Sometimes, you have to choose sides.
Republican or Democrat? For something, or against it? Grateful for what you have or irritated by what you don’t? And you want fries with that?
Sometimes you choose your sides, and sometimes they’re chosen for you. And in the new book “Corruption Officer” by Gary L. Heyward (c.2015, Atria, $16, 276 pages), the preferred option is outside.
“Big Hey” had “the shakes.”
Evenings, he spent almost all his paycheck shaking dice, winning some nights and some nights, not. He still lived with his Moms because of that, which was shameful – he was 29 years old, a Gulf War veteran – but, though a good friend urged him to job-search, Heyward figured that better employment was out of reach.
When he learned that his application to Corrections Academy was accepted, he grabbed his mother and danced in their kitchen. “Hello, pension,” he says.
Hello, Rikers Island .
In the first days of Academy, Heyward had plenty to learn: inmates knew how to intimidate, which Corrections Officers were taught to ignore. Counting “mates” was essential, avoiding “undue familiarity” was important, the hours were lousy, but the money was good. Heyward was flush with cash for the first time in a long time. He bought a car.
Then his Baby Mama took him to court for child support.

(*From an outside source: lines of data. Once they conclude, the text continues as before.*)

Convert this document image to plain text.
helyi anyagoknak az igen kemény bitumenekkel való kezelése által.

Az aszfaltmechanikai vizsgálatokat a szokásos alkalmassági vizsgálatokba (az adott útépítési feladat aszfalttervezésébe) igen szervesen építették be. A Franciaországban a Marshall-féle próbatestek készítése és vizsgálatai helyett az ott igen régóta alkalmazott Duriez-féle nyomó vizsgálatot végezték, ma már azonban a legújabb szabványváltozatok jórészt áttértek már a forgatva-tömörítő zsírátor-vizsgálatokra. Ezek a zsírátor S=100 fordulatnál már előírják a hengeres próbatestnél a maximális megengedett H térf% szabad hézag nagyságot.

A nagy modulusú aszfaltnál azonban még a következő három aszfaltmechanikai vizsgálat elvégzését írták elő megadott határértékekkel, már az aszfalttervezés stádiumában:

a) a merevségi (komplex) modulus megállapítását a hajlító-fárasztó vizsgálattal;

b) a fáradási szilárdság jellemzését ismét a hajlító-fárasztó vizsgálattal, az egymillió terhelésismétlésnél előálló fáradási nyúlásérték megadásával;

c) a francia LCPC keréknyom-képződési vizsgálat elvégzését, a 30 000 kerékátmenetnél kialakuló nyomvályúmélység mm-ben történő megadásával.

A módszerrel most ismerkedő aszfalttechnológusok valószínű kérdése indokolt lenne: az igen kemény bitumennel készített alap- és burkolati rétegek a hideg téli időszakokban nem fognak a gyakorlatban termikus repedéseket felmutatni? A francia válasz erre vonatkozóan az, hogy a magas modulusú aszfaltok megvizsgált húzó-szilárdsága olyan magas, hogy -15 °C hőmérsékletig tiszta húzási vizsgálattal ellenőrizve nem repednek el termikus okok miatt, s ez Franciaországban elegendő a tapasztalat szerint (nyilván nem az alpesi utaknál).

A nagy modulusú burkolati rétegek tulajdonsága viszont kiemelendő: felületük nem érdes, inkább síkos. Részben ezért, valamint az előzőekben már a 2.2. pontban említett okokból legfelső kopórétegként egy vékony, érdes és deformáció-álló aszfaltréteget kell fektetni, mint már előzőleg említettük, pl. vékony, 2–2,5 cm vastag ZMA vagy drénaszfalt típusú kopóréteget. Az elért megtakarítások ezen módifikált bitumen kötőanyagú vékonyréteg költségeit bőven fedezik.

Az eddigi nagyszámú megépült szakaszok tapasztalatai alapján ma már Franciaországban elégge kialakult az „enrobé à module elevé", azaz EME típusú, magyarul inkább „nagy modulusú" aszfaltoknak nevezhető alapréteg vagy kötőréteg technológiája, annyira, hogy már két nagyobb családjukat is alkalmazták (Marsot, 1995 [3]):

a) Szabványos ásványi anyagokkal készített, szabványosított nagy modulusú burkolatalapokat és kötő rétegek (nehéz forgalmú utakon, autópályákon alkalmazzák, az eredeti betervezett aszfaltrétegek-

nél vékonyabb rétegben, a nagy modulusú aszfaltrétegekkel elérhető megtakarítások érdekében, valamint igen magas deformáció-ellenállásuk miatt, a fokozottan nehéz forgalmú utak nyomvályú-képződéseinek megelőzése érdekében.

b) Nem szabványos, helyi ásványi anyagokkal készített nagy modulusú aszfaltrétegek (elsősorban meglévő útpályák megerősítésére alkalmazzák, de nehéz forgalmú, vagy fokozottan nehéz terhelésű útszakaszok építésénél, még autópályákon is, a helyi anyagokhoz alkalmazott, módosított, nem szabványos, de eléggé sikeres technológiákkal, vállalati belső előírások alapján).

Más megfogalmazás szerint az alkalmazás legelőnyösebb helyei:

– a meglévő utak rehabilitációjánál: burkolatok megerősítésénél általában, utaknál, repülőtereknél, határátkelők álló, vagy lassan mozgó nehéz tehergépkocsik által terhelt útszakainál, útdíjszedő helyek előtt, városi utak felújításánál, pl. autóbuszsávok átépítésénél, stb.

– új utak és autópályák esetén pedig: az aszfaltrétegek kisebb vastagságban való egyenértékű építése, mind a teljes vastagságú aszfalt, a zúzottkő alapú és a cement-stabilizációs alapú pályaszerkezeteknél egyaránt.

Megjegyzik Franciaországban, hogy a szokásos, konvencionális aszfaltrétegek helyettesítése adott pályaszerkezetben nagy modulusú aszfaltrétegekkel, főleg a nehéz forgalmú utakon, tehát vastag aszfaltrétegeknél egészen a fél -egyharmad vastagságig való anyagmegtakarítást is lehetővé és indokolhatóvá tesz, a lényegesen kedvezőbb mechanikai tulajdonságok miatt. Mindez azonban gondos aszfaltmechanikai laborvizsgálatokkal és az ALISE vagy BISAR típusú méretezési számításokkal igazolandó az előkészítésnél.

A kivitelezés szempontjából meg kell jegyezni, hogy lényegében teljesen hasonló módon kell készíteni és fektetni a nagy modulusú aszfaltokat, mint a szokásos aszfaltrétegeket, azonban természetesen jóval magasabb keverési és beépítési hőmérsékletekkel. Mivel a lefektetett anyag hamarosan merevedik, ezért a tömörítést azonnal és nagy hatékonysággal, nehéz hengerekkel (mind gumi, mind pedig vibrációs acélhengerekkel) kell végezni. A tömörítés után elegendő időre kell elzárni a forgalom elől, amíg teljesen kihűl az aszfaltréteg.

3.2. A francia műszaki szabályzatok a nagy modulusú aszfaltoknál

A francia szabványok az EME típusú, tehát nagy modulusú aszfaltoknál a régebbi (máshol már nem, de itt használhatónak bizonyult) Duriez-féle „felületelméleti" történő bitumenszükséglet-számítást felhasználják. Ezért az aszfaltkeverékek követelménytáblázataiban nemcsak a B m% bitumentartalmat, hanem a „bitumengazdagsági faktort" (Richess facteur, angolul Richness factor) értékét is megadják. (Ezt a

Weeks later, shortly after his paycheck amounted to $68 post-deductions, after the “hood booga” said she was pregnant and his car was repo’ed, Heyward started hearing temptation. Inmates had been bugging him to smuggle in cash, drugs, and smokes. He’d done it once; the money was there and he knew it was easy. Other COs got away with bending the rules, and just about every male guard was doing whatever he could to pay child support. If they did it, why couldn’t Heyward do it, too?
“I begin to panic,” Heyward says. “I got to get this money up.” And so, he went in search of someone to introduce him to an inside partner, a move that would prove dangerously, devastatingly risky…
At first, I was quite unimpressed with “Corruption Officer.” There’s a lot of profanity in here, and what’s left after that is mostly sophomoric. I kept waiting for this book to grow up.
And then it hit me: it didn’t need to. This memoir of jail from both sides of the bars is really better suited for a young audience anyhow, since it’s ultimately more cautionary tale than not. In the end of his story, author Gary L. Heyward even writes, “Prison should be feared at all times. [It] should be thought about every time a person thinks about doing something wrong.”
Doesn’t that put a different spin on what, in its first many pages, felt like a jokey book? That sure seemed the case to me, as I read “Corruption Officer” in one sitting, alternately horrified and fascinated.
Grandma isn’t the targeted audience for this book. Young people are; they’ll like reading it and it may scare some straight. They’ll find that “Corruption Officer” has very powerful words inside.